With PerformanceVision, this is done by visualizing the DNS Requests Overview dashboard:
Referring to the first blog article related to DNS, you [will/can/might] notice on the first line of this dashboard that 411 DNS requests for IPv4 addresses (Request Type “A”) did not succeed.
In this case, the problem is that the requested name does not exist (Response Code = 3).
The next logical step is to check which FQDNs were requested:
As you can see, the FQDNs “ntp.labo.securactive.lan” does not exist.
You can also see all clients that have requested this FQDN in order to further troubleshoot and solve the problem.
DNS queries without response
DNS queries that are issued and that do not generate any answer back are typical situations that should be clearly identified for further analysis. They can be the sign of different issues, like:
- Bad TCP/IP stack configuration of the endpoints that point to a non-existing or decommissioned DNS server;
- DNS server overload;
- Network related problems.
With PerformanceVision, you can easily identify such DNS requests by looking at the DNS Requests Overview dashboard:
We can see from this dashboard that 5 requests for IPv4 addresses did not get any answer.

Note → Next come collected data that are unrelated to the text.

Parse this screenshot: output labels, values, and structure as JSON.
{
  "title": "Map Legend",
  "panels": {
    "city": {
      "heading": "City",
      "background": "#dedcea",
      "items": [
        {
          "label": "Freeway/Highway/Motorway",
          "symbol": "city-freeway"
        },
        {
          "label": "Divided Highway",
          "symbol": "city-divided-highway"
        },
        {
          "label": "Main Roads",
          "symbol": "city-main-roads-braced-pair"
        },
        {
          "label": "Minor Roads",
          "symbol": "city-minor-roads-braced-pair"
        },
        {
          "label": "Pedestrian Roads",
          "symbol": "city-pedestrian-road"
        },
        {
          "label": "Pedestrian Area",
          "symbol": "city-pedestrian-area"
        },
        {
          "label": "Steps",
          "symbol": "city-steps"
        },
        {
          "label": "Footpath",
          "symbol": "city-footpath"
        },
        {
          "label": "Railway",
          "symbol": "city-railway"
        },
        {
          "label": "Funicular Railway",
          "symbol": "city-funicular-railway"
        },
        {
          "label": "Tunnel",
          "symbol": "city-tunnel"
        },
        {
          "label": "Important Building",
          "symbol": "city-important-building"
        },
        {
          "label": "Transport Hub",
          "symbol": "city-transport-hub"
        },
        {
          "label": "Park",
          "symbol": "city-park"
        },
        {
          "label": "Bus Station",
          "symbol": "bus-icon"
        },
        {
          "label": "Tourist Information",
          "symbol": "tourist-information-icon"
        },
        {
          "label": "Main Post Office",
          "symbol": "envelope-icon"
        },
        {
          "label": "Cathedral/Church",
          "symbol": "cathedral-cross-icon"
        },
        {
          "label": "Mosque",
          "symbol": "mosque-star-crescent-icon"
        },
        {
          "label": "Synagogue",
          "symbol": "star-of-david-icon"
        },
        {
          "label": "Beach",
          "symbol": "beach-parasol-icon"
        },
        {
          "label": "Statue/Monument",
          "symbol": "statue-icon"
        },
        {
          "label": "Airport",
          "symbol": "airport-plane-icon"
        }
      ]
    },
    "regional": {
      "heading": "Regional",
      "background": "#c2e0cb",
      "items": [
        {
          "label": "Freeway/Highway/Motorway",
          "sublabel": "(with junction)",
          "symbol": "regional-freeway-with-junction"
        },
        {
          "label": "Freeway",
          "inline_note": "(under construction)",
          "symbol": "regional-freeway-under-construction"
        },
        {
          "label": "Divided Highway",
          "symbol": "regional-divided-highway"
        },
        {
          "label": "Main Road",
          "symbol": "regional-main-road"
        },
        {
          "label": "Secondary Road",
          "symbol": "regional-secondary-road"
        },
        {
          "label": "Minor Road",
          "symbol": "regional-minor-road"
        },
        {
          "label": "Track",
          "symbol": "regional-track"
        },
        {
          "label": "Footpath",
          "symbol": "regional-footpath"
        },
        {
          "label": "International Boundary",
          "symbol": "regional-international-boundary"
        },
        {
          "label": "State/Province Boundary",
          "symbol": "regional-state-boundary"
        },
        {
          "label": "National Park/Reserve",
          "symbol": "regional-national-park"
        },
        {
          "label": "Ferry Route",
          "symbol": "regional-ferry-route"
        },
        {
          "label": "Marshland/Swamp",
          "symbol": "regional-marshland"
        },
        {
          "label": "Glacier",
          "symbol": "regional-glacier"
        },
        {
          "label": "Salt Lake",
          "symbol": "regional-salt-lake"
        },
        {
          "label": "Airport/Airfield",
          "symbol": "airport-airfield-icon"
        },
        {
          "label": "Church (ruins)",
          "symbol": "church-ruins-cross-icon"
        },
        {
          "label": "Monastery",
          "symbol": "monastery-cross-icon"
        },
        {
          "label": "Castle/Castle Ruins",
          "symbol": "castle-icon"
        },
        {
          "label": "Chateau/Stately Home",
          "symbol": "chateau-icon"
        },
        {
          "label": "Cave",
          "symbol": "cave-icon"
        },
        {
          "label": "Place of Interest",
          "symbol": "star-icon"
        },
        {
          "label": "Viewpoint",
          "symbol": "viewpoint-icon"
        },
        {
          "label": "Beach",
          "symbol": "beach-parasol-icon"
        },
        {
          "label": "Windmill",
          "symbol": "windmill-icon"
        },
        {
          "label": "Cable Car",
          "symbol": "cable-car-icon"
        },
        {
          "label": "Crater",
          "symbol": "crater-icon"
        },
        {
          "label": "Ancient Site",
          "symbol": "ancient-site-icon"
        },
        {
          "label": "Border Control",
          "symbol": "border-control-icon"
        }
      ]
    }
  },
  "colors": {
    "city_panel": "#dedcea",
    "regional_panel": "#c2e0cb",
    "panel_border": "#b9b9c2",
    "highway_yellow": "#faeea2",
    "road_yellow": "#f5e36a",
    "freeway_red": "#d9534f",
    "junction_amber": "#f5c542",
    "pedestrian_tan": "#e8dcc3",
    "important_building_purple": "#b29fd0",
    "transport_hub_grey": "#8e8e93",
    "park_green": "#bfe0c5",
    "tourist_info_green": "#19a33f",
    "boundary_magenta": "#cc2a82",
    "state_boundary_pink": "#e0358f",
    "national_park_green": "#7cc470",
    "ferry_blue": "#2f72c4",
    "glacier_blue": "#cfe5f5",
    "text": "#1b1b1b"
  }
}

Well, quite easy to determine with PerformanceVision. Just click on the “+” sign on the left to get the answer:
All these failed requests have been sent to the same DNS server 172.16.1.12.
Perhaps this server is down. How can we check this?
Again, quite simple by filtering on this particular DNS server IP address and requesting all DNS processes that occurred during this particular chosen timeframe:
As you can notice, this DNS server seems to be up and running seeing it answered some other requests correctly.
The troubleshoot process can continue by looking to network-related KPIs and so on.
DNS is an important process in today’s business applications.
Bad or non-optimal name resolution processes can have a dramatic impact on the overall applications performances.
PerformanceVision can decode DNS transactions at layer 7, providing you with the ability to quickly analyze and troubleshoot complex DNS-related performance issues.